Publication | Open Access
Waiting List Mortality Among Children Listed for Heart Transplantation in the United States
380
Citations
33
References
2009
Year
Children awaiting heart transplantation experience the highest waiting‑list mortality among solid‑organ transplants. The study aimed to assess whether the 1999 pediatric heart‑allocation revision optimally prioritizes patients and to identify high‑risk groups that could benefit from emerging assist devices. Researchers performed a multicenter cohort analysis of 3,098 children under 18 listed for heart transplant between 1999 and 2006 using the US Scientific Registry of Transplant Recipients. Seventeen percent of the cohort died, 63% received transplants, and 8% recovered, with ECMO, ventilator use, status 1A, congenital heart disease, dialysis, and nonwhite race emerging as independent mortality predictors, underscoring the inadequacy of the current allocation system and the need to target high‑risk subgroups.
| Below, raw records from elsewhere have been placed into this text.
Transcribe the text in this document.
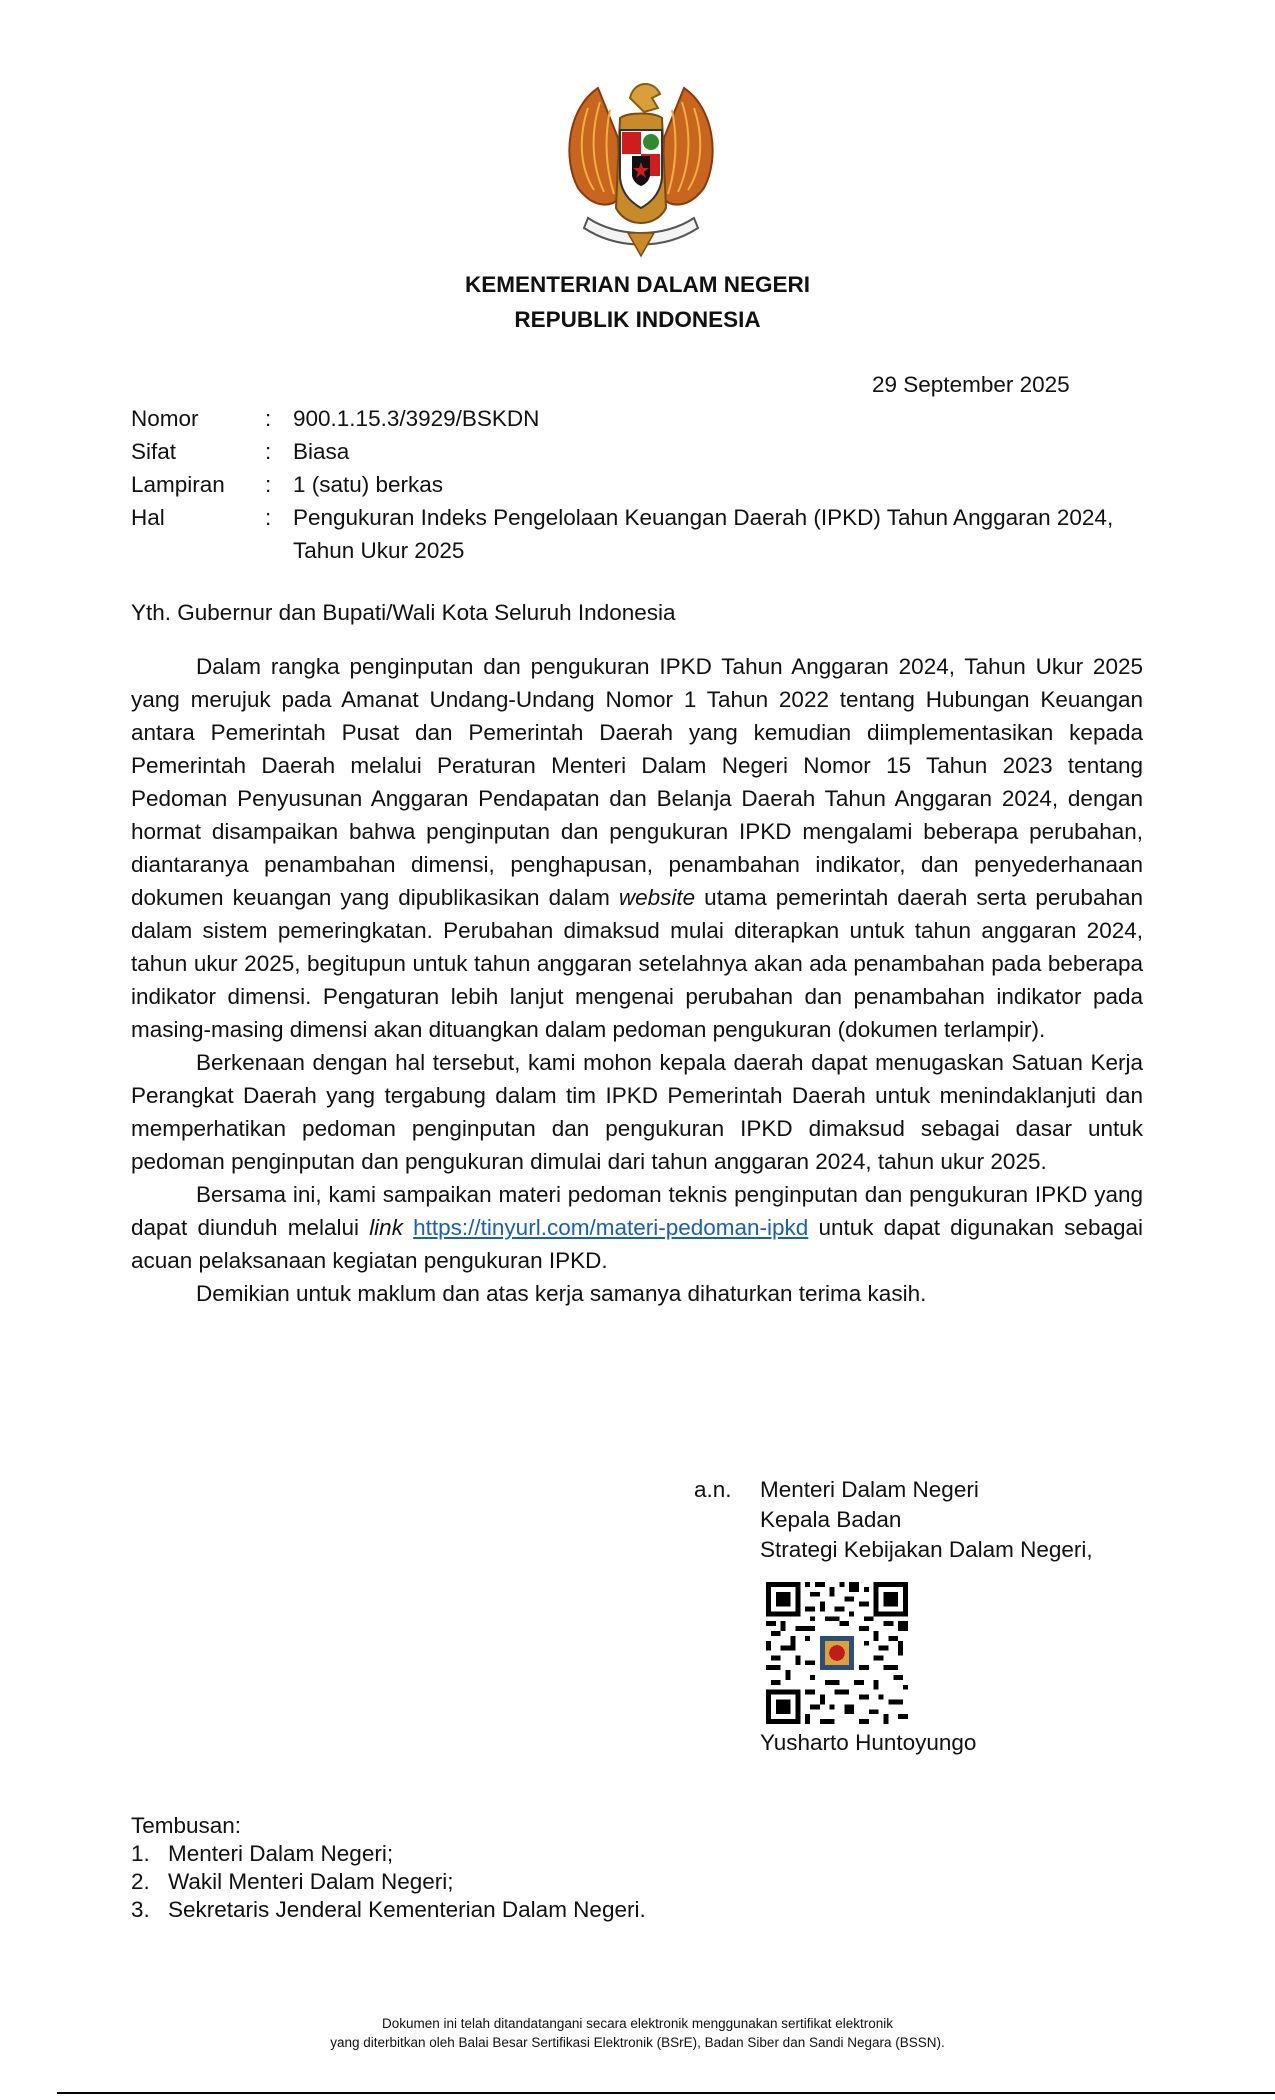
KEMENTERIAN DALAM NEGERI
REPUBLIK INDONESIA
29 September 2025
Nomor	: 900.1.15.3/3929/BSKDN
Sifat	: Biasa
Lampiran	: 1 (satu) berkas
Hal	: Pengukuran Indeks Pengelolaan Keuangan Daerah (IPKD) Tahun Anggaran 2024, Tahun Ukur 2025
Yth. Gubernur dan Bupati/Wali Kota Seluruh Indonesia

Dalam rangka penginputan dan pengukuran IPKD Tahun Anggaran 2024, Tahun Ukur 2025 yang merujuk pada Amanat Undang-Undang Nomor 1 Tahun 2022 tentang Hubungan Keuangan antara Pemerintah Pusat dan Pemerintah Daerah yang kemudian diimplementasikan kepada Pemerintah Daerah melalui Peraturan Menteri Dalam Negeri Nomor 15 Tahun 2023 tentang Pedoman Penyusunan Anggaran Pendapatan dan Belanja Daerah Tahun Anggaran 2024, dengan hormat disampaikan bahwa penginputan dan pengukuran IPKD mengalami beberapa perubahan, diantaranya penambahan dimensi, penghapusan, penambahan indikator, dan penyederhanaan dokumen keuangan yang dipublikasikan dalam website utama pemerintah daerah serta perubahan dalam sistem pemeringkatan. Perubahan dimaksud mulai diterapkan untuk tahun anggaran 2024, tahun ukur 2025, begitupun untuk tahun anggaran setelahnya akan ada penambahan pada beberapa indikator dimensi. Pengaturan lebih lanjut mengenai perubahan dan penambahan indikator pada masing-masing dimensi akan dituangkan dalam pedoman pengukuran (dokumen terlampir).

Berkenaan dengan hal tersebut, kami mohon kepala daerah dapat menugaskan Satuan Kerja Perangkat Daerah yang tergabung dalam tim IPKD Pemerintah Daerah untuk menindaklanjuti dan memperhatikan pedoman penginputan dan pengukuran IPKD dimaksud sebagai dasar untuk pedoman penginputan dan pengukuran dimulai dari tahun anggaran 2024, tahun ukur 2025.

Bersama ini, kami sampaikan materi pedoman teknis penginputan dan pengukuran IPKD yang dapat diunduh melalui link https://tinyurl.com/materi-pedoman-ipkd untuk dapat digunakan sebagai acuan pelaksanaan kegiatan pengukuran IPKD.

Demikian untuk maklum dan atas kerja samanya dihaturkan terima kasih.

a.n. Menteri Dalam Negeri
Kepala Badan
Strategi Kebijakan Dalam Negeri,
Yusharto Huntoyungo
Tembusan:
1. Menteri Dalam Negeri;
2. Wakil Menteri Dalam Negeri;
3. Sekretaris Jenderal Kementerian Dalam Negeri.
Dokumen ini telah ditandatangani secara elektronik menggunakan sertifikat elektronik
yang diterbitkan oleh Balai Besar Sertifikasi Elektronik (BSrE), Badan Siber dan Sandi Negara (BSSN).
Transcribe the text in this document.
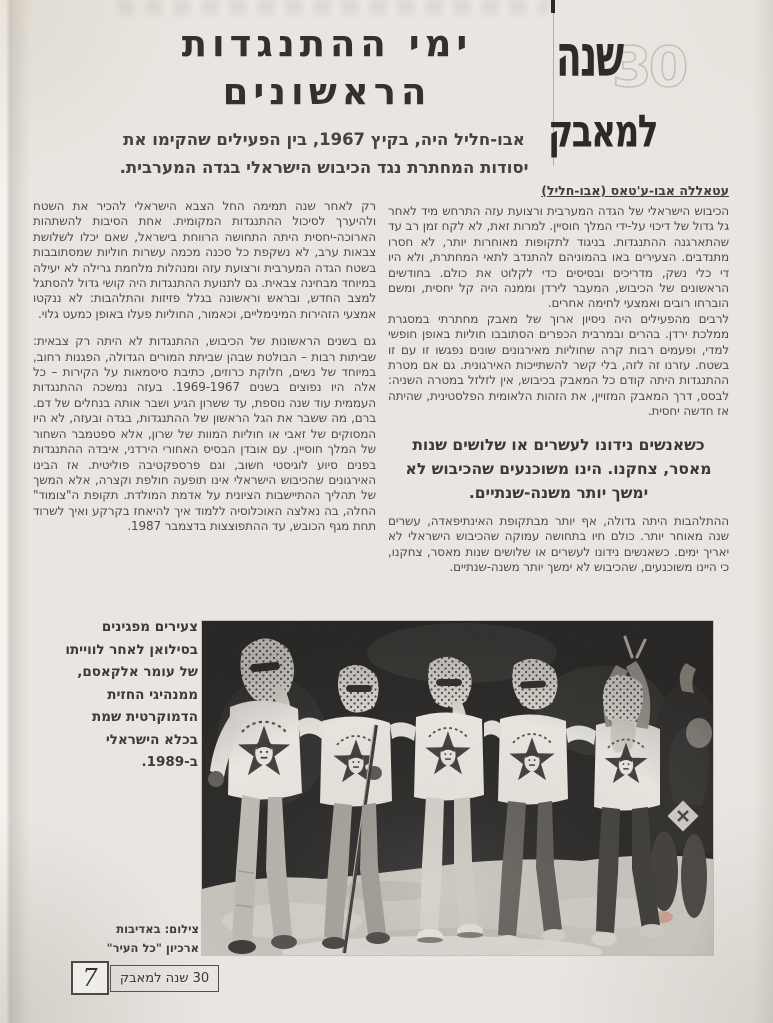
30
שנה
למאבק
ימי ההתנגדות
הראשונים

אבו-חליל היה, בקיץ 1967, בין הפעילים שהקימו את יסודות המחתרת נגד הכיבוש הישראלי בגדה המערבית.

עטאללה אבו-ע'טאס (אבו-חליל)

הכיבוש הישראלי של הגדה המערבית ורצועת עזה התרחש מיד לאחר גל גדול של דיכוי על-ידי המלך חוסיין. למרות זאת, לא לקח זמן רב עד שהתארגנה ההתנגדות. בניגוד לתקופות מאוחרות יותר, לא חסרו מתנדבים. הצעירים באו בהמוניהם להתנדב לתאי המחתרת, ולא היו די כלי נשק, מדריכים ובסיסים כדי לקלוט את כולם. בחודשים הראשונים של הכיבוש, המעבר לירדן וממנה היה קל יחסית, ומשם הוברחו רובים ואמצעי לחימה אחרים.

לרבים מהפעילים היה ניסיון ארוך של מאבק מחתרתי במסגרת ממלכת ירדן. בהרים ובמרבית הכפרים הסתובבו חוליות באופן חופשי למדי, ופעמים רבות קרה שחוליות מאירגונים שונים נפגשו זו עם זו בשטח. עזרנו זה לזה, בלי קשר להשתייכות האירגונית. גם אם מטרת ההתנגדות היתה קודם כל המאבק בכיבוש, אין לזלזל במטרה השניה: לבסס, דרך המאבק המזויין, את הזהות הלאומית הפלסטינית, שהיתה אז חדשה יחסית.

כשאנשים נידונו לעשרים או שלושים שנות מאסר, צחקנו. הינו משוכנעים שהכיבוש לא ימשך יותר משנה-שנתיים.

ההתלהבות היתה גדולה, אף יותר מבתקופת האינתיפאדה, עשרים שנה מאוחר יותר. כולם חיו בתחושה עמוקה שהכיבוש הישראלי לא יאריך ימים. כשאנשים נידונו לעשרים או שלושים שנות מאסר, צחקנו, כי היינו משוכנעים, שהכיבוש לא ימשך יותר משנה-שנתיים.

רק לאחר שנה תמימה החל הצבא הישראלי להכיר את השטח ולהיערך לסיכול ההתנגדות המקומית. אחת הסיבות להשתהות הארוכה-יחסית היתה התחושה הרווחת בישראל, שאם יכלו לשלושת צבאות ערב, לא נשקפת כל סכנה מכמה עשרות חוליות שמסתובבות בשטח הגדה המערבית ורצועת עזה ומנהלות מלחמת גרילה לא יעילה במיוחד מבחינה צבאית. גם לתנועת ההתנגדות היה קושי גדול להסתגל למצב החדש, ובראש וראשונה בגלל פזיזות והתלהבות: לא ננקטו אמצעי הזהירות המינימליים, וכאמור, החוליות פעלו באופן כמעט גלוי.

גם בשנים הראשונות של הכיבוש, ההתנגדות לא היתה רק צבאית: שביתות רבות – הבולטת שבהן שביתת המורים הגדולה, הפגנות רחוב, במיוחד של נשים, חלוקת כרוזים, כתיבת סיסמאות על הקירות – כל אלה היו נפוצים בשנים 1969-1967. בעזה נמשכה ההתנגדות העממית עוד שנה נוספת, עד ששרון הגיע ושבר אותה בנחלים של דם. ברם, מה ששבר את הגל הראשון של ההתנגדות, בגדה ובעזה, לא היו המסוקים של זאבי או חוליות המוות של שרון, אלא ספטמבר השחור של המלך חוסיין. עם אובדן הבסיס האחורי הירדני, איבדה ההתנגדות בפנים סיוע לוגיסטי חשוב, וגם פרספקטיבה פוליטית. אז הבינו האירגונים שהכיבוש הישראלי אינו תופעה חולפת וקצרה, אלא המשך של תהליך ההתיישבות הציונית על אדמת המולדת. תקופת ה"צומוד" החלה, בה נאלצה האוכלוסיה ללמוד איך להיאחז בקרקע ואיך לשרוד תחת מגף הכובש, עד ההתפוצצות בדצמבר 1987.

צעירים מפגינים בסילואן לאחר לווייתו של עומר אלקאסם, ממנהיגי החזית הדמוקרטית שמת בכלא הישראלי ב-1989.
צילום: באדיבות
ארכיון "כל העיר"
7 30 שנה למאבק
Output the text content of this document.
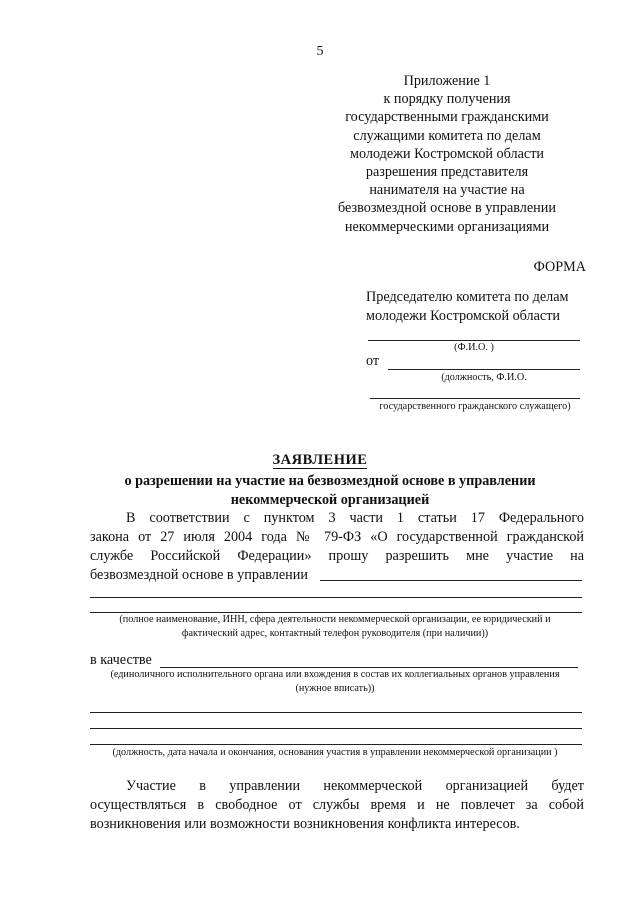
5
Приложение 1
к порядку получения
государственными гражданскими
служащими комитета по делам
молодежи Костромской области
разрешения представителя
нанимателя на участие на
безвозмездной основе в управлении
некоммерческими организациями
ФОРМА
Председателю комитета по делам
молодежи Костромской области
(Ф.И.О. )
от
(должность, Ф.И.О.
государственного гражданского служащего)
ЗАЯВЛЕНИЕ
о разрешении на участие на безвозмездной основе в управлении
некоммерческой организацией
В соответствии с пунктом 3 части 1 статьи 17 Федерального
закона от 27 июля 2004 года № 79-ФЗ «О государственной гражданской
службе Российской Федерации» прошу разрешить мне участие на
безвозмездной основе в управлении
(полное наименование, ИНН, сфера деятельности некоммерческой организации, ее юридический и
фактический адрес, контактный телефон руководителя (при наличии))
в качестве
(единоличного исполнительного органа или вхождения в состав их коллегиальных органов управления
(нужное вписать))
(должность, дата начала и окончания, основания участия в управлении некоммерческой организации )
Участие в управлении некоммерческой организацией будет
осуществляться в свободное от службы время и не повлечет за собой
возникновения или возможности возникновения конфликта интересов.
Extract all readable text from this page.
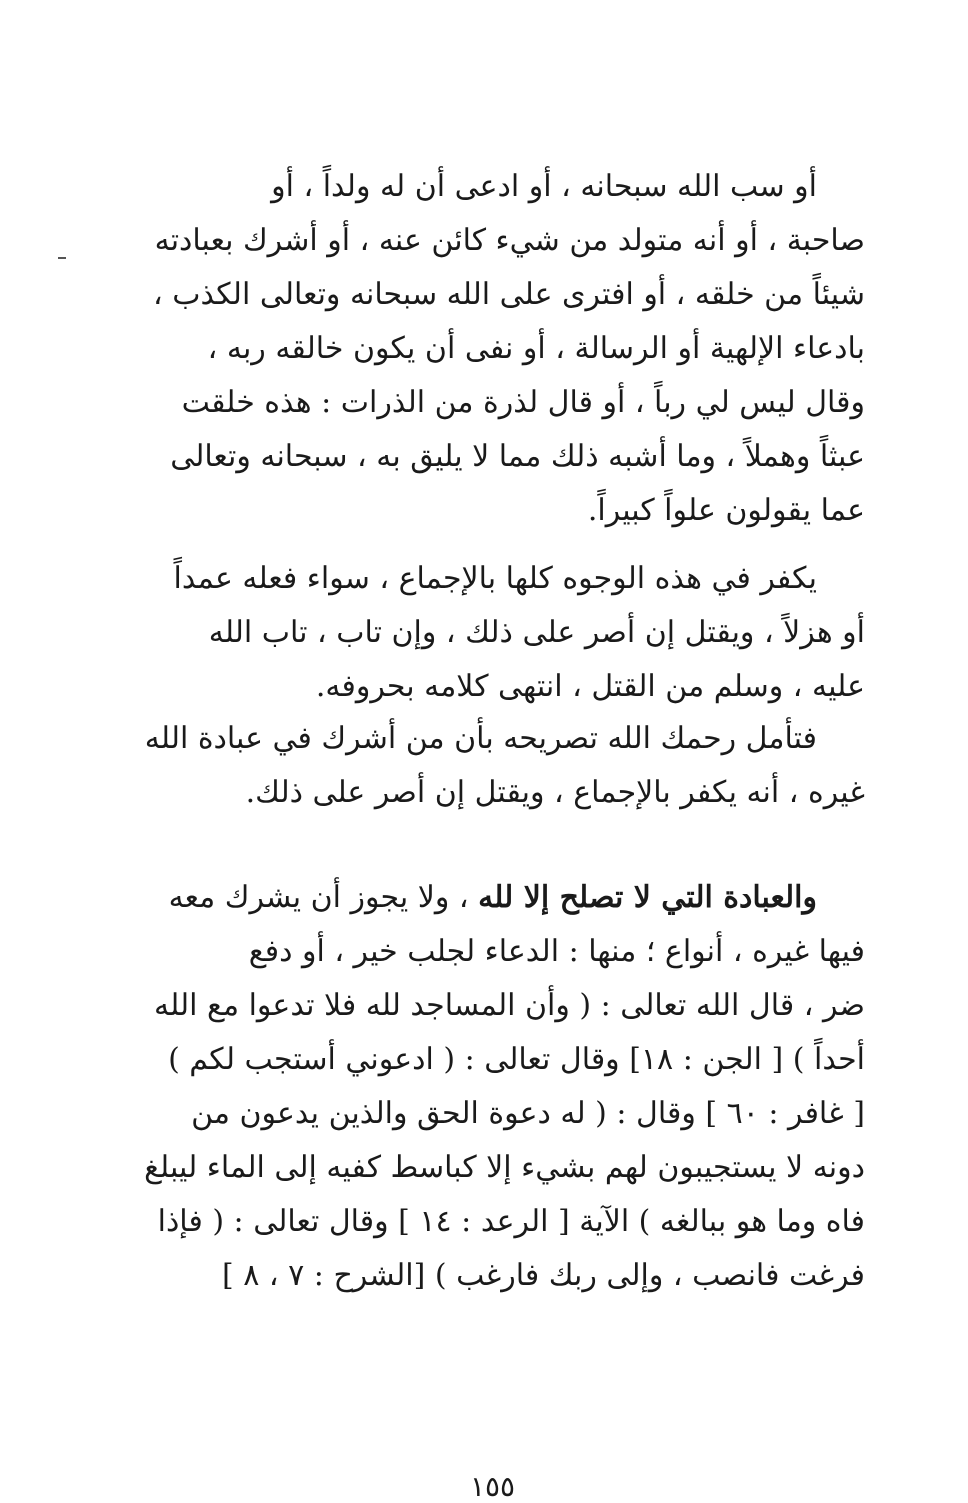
أو سب الله سبحانه ، أو ادعى أن له ولداً ، أو
صاحبة ، أو أنه متولد من شيء كائن عنه ، أو أشرك بعبادته
شيئاً من خلقه ، أو افترى على الله سبحانه وتعالى الكذب ،
بادعاء الإلهية أو الرسالة ، أو نفى أن يكون خالقه ربه ،
وقال ليس لي رباً ، أو قال لذرة من الذرات : هذه خلقت
عبثاً وهملاً ، وما أشبه ذلك مما لا يليق به ، سبحانه وتعالى
عما يقولون علواً كبيراً.
يكفر في هذه الوجوه كلها بالإجماع ، سواء فعله عمداً
أو هزلاً ، ويقتل إن أصر على ذلك ، وإن تاب ، تاب الله
عليه ، وسلم من القتل ، انتهى كلامه بحروفه.
فتأمل رحمك الله تصريحه بأن من أشرك في عبادة الله
غيره ، أنه يكفر بالإجماع ، ويقتل إن أصر على ذلك.
والعبادة التي لا تصلح إلا لله ، ولا يجوز أن يشرك معه
فيها غيره ، أنواع ؛ منها : الدعاء لجلب خير ، أو دفع
ضر ، قال الله تعالى : ( وأن المساجد لله فلا تدعوا مع الله
أحداً ) [ الجن : ١٨] وقال تعالى : ( ادعوني أستجب لكم )
[ غافر : ٦٠ ] وقال : ( له دعوة الحق والذين يدعون من
دونه لا يستجيبون لهم بشيء إلا كباسط كفيه إلى الماء ليبلغ
فاه وما هو ببالغه ) الآية [ الرعد : ١٤ ] وقال تعالى : ( فإذا
فرغت فانصب ، وإلى ربك فارغب ) [الشرح : ٧ ، ٨ ]
١٥٥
Children listed for heart transplantation face the highest waiting list mortality in solid-organ transplantation medicine. We examined waiting list mortality since the pediatric heart allocation system was revised in 1999 to determine whether the revised allocation system is prioritizing patients optimally and to identify specific high-risk populations that may benefit from emerging pediatric cardiac assist devices.We conducted a multicenter cohort study using the US Scientific Registry of Transplant Recipients. All children <18 years of age who were listed for a heart transplant between 1999 and 2006 were included. Among 3098 children, the median age was 2 years (interquartile range 0.3 to 12 years), and median weight was 12.3 kg (interquartile range 5 to 38 kg); 1294 (42%) were nonwhite; and 1874 (60%) were listed as status 1A (of whom 30% were ventilated and 18% were on extracorporeal membrane oxygenation). Overall, 533 (17%) died, 1943 (63%) received transplants, and 252 (8%) recovered; 370 (12%) remained listed. Multivariate predictors of waiting list mortality include extracorporeal membrane oxygenation support (hazard ratio [HR] 3.1, 95% confidence interval [CI] 2.4 to 3.9), ventilator support (HR 1.9, 95% CI 1.6 to 2.4), listing status 1A (HR 2.2, 95% CI 1.7 to 2.7), congenital heart disease (HR 2.2, 95% CI 1.8 to 2.6), dialysis support (HR 1.9, 95% CI 1.2 to 3.0), and nonwhite race/ethnicity (HR 1.7, 95% CI 1.4 to 2.0).US waiting list mortality for pediatric heart transplantation remains unacceptably high in the current era. Specific high-risk subgroups can be identified that may benefit from emerging pediatric cardiac assist technologies. The current pediatric heart-allocation system captures medical urgency poorly. Further research is needed to define the optimal organ-allocation system for pediatric heart transplantation.